Martin Pool's blog

Microsoft admits defeat, licenses Unix. :-)

Nice article from Bruce Perens on The Fear War against Linux.

It seems fairly clear that because SCO have given their customers an irrevocable licence to use and redistribute Linux under the GPL, they can't really sue people using it now. They might have a cause of action against anyone who copied their code, in the unlikely case that this actually occurred.

The more I think about that, the more unlikely it sounds. One of the strengths of the kernel development model is that everything that goes in is fairly extensively reviewed either by subsystem maintainers, people on mailing lists, or other developers looking at the area.
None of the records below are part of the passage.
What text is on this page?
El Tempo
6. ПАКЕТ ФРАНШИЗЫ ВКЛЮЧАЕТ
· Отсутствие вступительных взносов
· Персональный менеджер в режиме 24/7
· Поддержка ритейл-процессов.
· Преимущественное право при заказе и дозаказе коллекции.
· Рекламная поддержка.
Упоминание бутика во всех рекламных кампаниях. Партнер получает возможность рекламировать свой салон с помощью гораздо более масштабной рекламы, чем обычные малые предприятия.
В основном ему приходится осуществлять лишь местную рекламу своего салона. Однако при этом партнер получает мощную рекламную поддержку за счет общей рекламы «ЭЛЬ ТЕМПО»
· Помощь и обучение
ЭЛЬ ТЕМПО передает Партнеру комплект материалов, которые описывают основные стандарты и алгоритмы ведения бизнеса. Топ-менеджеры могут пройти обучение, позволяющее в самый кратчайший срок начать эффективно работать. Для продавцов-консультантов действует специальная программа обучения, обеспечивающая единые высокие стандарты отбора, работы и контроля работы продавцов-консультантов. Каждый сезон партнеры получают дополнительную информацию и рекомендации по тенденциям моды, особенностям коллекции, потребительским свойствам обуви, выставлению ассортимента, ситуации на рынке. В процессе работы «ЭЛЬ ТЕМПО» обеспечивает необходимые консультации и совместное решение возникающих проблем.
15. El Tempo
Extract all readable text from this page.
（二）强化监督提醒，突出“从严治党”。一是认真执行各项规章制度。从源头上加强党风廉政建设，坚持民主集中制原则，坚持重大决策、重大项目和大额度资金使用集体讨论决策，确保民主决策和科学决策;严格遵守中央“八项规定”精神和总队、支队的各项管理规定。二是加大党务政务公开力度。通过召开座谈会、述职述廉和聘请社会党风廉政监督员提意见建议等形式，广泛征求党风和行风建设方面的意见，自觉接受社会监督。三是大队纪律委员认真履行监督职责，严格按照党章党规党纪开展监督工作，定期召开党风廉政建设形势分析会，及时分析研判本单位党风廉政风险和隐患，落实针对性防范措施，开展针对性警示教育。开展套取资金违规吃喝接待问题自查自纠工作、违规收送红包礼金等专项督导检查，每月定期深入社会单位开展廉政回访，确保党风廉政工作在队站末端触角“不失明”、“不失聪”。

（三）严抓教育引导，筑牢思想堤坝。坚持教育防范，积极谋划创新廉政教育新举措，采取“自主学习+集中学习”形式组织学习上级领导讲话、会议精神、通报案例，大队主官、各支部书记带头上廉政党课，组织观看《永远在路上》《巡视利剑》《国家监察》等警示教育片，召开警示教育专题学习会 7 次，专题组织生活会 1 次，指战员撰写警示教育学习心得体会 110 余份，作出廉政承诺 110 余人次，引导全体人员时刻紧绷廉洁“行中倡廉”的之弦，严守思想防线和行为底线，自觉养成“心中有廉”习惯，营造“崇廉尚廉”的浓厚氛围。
Just look at the archives: anything gets in on the first try, some patches are revised over a period of months before being accepted, if at all.

If I hypothetically lifted some code from SCO and tried to put it in, surely it would be knocked back. Even if it was any good, which from my experience of SCO seems unlikely, then undoubtedly it would be written with different patterns and idioms than are common in the Linux kernel. If I submitted it, people would not only say that it was bad, but also wonder where I got it from. There'd have to be such a large rewrite that it's hard to imagine anyone would bother in the first place.

The only scenario where I *can* imagine access to proprietary Unix code being useful is in supporting an undocumented hardware interface that was known to SCO but not to the world at large. In that case, the developer would be using the code not for its own sake, but as a guide to the hardware, and you'd expect that any trade secrets being infringed would be those of the hardware manufacturer, and in any case unlikely to amount to a billion dollars. Anyhow, I doubt if SCO's hardware support is much better than Linux these days. The most interesting and most often proprietary hardware is probably graphics cards, which is hardly SCO's strong point.

It's interesting that this should come out just a little while after Microsoft admitted that their FUD strategy was not making much headway against Linux.

Everybody remember the Gandhi quote?

First they ignore you, then they laugh at you, then they fight you, then you win.

Gentlemen and ladies, this newest leaked memo from Microsoft confirms that we are advancing through GandhiCon Three.